From Claude-Julien Bredin   23 janvier 1812

[24] 23 janv[ier] 1812

Tu m'as enfin écris, je t'en remercie. Mon ami, je souffre beaucoup. Des cris douloureux, les cris de mon Agathe, de ton Agathe, me déchirent le cœur 1. Des douleurs si vives et si aiguës ; depuis quatre jours, des coliques rebelles à tous les moyens de la médecine. C'est un ange que mon Agathe. Si tu voyais avec quelle douceur, avec quelle patience elle souffre ! Oh, quelle terrible voix que celle d'un enfant souffrant ainsi !

Oh, comme tout est chaos ! Il faut payer toutes les jouissances avec des larmes. Des larmes ! Oh, que j'étais heureux quand je versais de véritables larmes ! Mais, à cette heure, mon cœur est desséché. Il est brûlé, brûlant.

Mon ami, des coliques si longues ; et que deviendront-elles ! Oh, mon Dieu ! Cependant, mon enfant est à Dieu bien plus qu'à moi. S'il faut[25] la remettre entre les mains du Père qui l'avait confiée à mes soins, je sais bien que ma chère petite sera heureuse, j'en ai la plus vive espérance, la foi la plus entière. Mais, mon ami, cette idée m'accable cependant. [illeg]

24 janvier - Hier au soir, les cris de mon enfant m'ont forcé à quitter cette lettre. Mon ami, voilà le cinquième jour. Ce matin, j'ai enfin pu verser des larmes. Que de bien cela m'a fait !

Agathe m'a réveillé par ses cris. Cette pauvre petite priait en même temps ; elle disait : Mon Dieu, donne-moi patience ! Mon Dieu, fais que je t'aime toujours plus ! et elle étouffait tant qu'elle pouvait les cris que lui arrachait la violence du mal. Elle aurait voulu ne pas me réveiller. J'étais déjà éveillé ; mais je n'avais pas encore parlé ; je pleurais et je priais. Pauline priait et pleurait aussi. Méla étouffait ses sanglots.

Agathe m'a parlé de son parrain. Elle disait : S'il était ici, il serait bien fâché aussi de me voir souffrir !... Cette bonne petite avale les dragées les plus amères sans hésiter. Il lui en coûte cependant beaucoup [26] mais que ne ferait-elle pas pour nous faire plaisir ?

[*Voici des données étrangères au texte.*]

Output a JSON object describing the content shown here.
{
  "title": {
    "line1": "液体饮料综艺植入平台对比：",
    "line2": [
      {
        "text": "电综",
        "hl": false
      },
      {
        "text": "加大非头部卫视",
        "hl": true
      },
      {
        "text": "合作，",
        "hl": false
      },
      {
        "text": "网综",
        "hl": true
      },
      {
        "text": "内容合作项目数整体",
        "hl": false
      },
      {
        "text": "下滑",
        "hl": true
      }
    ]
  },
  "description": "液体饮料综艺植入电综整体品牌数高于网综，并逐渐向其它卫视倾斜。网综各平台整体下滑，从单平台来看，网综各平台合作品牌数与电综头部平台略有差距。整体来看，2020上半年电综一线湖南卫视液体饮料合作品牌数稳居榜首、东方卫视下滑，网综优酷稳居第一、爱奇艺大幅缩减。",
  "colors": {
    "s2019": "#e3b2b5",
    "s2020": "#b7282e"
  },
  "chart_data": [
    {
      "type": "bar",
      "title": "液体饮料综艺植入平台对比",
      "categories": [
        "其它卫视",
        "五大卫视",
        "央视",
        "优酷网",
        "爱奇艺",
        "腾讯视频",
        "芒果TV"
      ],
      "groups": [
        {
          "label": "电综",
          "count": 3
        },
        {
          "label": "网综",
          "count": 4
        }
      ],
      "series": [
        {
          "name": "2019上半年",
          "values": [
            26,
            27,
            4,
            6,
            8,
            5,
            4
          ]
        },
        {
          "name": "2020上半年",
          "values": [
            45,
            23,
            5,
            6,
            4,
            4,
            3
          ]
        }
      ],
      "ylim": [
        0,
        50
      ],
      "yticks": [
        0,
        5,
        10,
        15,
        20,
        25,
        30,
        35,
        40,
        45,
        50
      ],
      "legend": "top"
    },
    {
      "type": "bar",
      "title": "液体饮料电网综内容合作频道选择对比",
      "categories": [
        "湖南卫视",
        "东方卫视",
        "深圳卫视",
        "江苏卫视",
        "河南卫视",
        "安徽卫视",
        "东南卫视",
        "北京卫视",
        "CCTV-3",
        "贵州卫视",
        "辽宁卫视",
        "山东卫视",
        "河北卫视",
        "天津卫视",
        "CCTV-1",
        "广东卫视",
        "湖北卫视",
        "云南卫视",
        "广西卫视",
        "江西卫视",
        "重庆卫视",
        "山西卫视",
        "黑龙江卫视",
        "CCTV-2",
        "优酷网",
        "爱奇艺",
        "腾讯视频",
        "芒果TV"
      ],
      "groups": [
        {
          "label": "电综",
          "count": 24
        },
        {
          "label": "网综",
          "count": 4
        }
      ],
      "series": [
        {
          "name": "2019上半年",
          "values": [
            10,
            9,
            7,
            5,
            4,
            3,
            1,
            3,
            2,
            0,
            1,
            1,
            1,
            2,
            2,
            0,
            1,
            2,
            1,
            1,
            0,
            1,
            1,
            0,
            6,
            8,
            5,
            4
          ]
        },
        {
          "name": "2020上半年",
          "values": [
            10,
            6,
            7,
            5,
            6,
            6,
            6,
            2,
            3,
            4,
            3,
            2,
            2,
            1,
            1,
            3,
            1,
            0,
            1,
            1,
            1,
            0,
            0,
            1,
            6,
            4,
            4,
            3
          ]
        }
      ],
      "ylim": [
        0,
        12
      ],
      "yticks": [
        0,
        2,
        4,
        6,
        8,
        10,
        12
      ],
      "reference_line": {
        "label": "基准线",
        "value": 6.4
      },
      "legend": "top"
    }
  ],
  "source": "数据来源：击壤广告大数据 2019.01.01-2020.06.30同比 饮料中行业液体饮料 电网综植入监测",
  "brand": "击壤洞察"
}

Mon papa me charge de te prier de remettre 200 francs à sa sœur qui ira les chercher chez toi. [illeg] Ma tante se nomme Mme Perdrix ; elle demeure à Chantilly. C'est une femme d'environ soixante-douze ans, qui ressemble à papa.

Mais les cris de mon Agathe !

Adieu cher ami, je t'aime de toute mon âme tu le sais C-J Bredin

(1) L'enfant avait quatre ans. Elle eut dans son enfance une maladie dont elle ne se remit jamais complètement.